Nonostante la sentenza di assoluzione, l’uomo (che finora era rimasto in carcere) non potrà tornare libero perché, essendo stato valutato come pericoloso socialmente, il giudice gli ha imposto il trasferimento in una Rems (ovvero una Residenza per l’esecuzione delle misure di sicurezza).
Dopo l’arresto, A.B. era stato protagonista di un vero e prorio “show” in tribunale dove, nel corso dell’udienza di convalida, aveva mantenuto un comportamento decisamente sopra le righe: aveva continuato ad inveire contro i carabinieri, accusando chi lo aveva denunciato di essersi inventato tutto e lamentandosi di essere finito a giudizio ingiustamente. Non contento si era anche levato la maglietta restando a torso nudo nella camera di sicurezza dell’aula. Il giudice, anche alla luce del comportamento mostrato in tribunale, aveva disposto la custodia cautelare in carcere, mentre il suo difensore aveva chiesto che fosse sottoposto ad una perizia psichiatrica proprio per accertarne la capacità di intendere e volere e, di conseguenza, l’imputabilità.

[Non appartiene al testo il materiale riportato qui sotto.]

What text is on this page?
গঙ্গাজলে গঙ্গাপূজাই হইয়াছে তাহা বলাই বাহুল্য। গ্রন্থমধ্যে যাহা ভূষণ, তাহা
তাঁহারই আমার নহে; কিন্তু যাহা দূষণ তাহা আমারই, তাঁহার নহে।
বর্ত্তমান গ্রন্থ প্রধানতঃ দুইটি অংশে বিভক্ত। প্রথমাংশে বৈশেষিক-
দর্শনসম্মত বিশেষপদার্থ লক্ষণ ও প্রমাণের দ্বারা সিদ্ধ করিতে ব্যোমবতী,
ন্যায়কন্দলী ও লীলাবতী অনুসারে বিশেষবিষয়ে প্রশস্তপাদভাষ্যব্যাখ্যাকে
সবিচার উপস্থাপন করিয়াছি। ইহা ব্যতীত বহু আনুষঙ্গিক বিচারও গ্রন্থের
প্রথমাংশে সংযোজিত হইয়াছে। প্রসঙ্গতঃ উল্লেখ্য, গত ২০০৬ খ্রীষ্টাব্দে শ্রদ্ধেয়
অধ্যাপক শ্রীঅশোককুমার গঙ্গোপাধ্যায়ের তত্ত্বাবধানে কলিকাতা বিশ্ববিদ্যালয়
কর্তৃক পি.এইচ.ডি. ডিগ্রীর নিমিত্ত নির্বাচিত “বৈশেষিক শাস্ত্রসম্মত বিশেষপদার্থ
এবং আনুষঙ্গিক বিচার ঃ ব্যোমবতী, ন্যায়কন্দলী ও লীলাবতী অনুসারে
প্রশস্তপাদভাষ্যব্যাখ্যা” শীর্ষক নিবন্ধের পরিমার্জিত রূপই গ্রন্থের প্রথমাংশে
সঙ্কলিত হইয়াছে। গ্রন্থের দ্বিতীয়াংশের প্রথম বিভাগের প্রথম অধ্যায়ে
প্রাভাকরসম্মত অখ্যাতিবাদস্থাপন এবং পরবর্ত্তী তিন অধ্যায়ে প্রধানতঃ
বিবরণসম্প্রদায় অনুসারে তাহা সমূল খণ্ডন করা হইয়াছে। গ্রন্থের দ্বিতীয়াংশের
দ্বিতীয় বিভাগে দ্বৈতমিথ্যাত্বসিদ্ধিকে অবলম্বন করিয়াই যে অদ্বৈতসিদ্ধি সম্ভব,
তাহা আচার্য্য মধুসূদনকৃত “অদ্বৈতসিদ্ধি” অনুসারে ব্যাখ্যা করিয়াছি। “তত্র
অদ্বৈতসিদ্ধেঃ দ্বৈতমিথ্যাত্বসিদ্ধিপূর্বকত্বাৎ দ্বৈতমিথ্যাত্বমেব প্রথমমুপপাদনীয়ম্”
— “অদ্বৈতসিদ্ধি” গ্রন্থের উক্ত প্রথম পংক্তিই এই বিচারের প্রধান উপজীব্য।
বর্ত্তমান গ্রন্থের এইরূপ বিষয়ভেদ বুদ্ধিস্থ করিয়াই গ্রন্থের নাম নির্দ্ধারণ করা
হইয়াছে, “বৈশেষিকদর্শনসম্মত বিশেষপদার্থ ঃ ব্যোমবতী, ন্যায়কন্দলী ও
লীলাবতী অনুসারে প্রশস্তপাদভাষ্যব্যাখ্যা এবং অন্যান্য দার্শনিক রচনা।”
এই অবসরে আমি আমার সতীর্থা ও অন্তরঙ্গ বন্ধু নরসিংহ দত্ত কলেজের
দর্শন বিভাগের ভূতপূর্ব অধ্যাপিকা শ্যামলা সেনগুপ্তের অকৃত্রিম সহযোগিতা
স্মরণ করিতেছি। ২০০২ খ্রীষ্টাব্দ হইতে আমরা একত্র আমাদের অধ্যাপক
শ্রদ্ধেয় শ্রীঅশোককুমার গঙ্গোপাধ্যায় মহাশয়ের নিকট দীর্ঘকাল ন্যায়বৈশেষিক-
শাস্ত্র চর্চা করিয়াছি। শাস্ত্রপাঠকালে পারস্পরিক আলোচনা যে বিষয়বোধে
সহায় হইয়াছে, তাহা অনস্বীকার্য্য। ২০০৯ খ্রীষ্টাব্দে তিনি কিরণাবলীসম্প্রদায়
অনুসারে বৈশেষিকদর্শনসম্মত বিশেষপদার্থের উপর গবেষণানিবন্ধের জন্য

Richiesta che era stata accolta dal giudice che aveva affidato l’incarico al dottor Rocca che lo ha giudicato incapace di intendere.
Secondo quanto accertato dai militari, A.B., da qualche tempo, si era invaghito della dottoressa della struttura della quale era stato ospite per alcune settimane (era poi stato allontanato proprio perché non aveva dei comportamenti consoni) ed avrebbe iniziato a farle delle avances. Un corteggiamento che, giorno dopo giorno, sarebbe diventato sempre più pressante al punto da arrivare a chiedere alla donna di sposarlo.
A luglio il sessantaquattrenne era tornato nella struttura per cercare la dottoressa. Davanti all’ennesimo rifiuto della psicologa però aveva dato in escandescenze ed aveva iniziato a minacciare lei ed i colleghi, oltre a prendere a calci gli arredi. A quel punto, inevitabilmente, era scattata una chiamata ai carabinieri che lo avevano arrestato per stalking.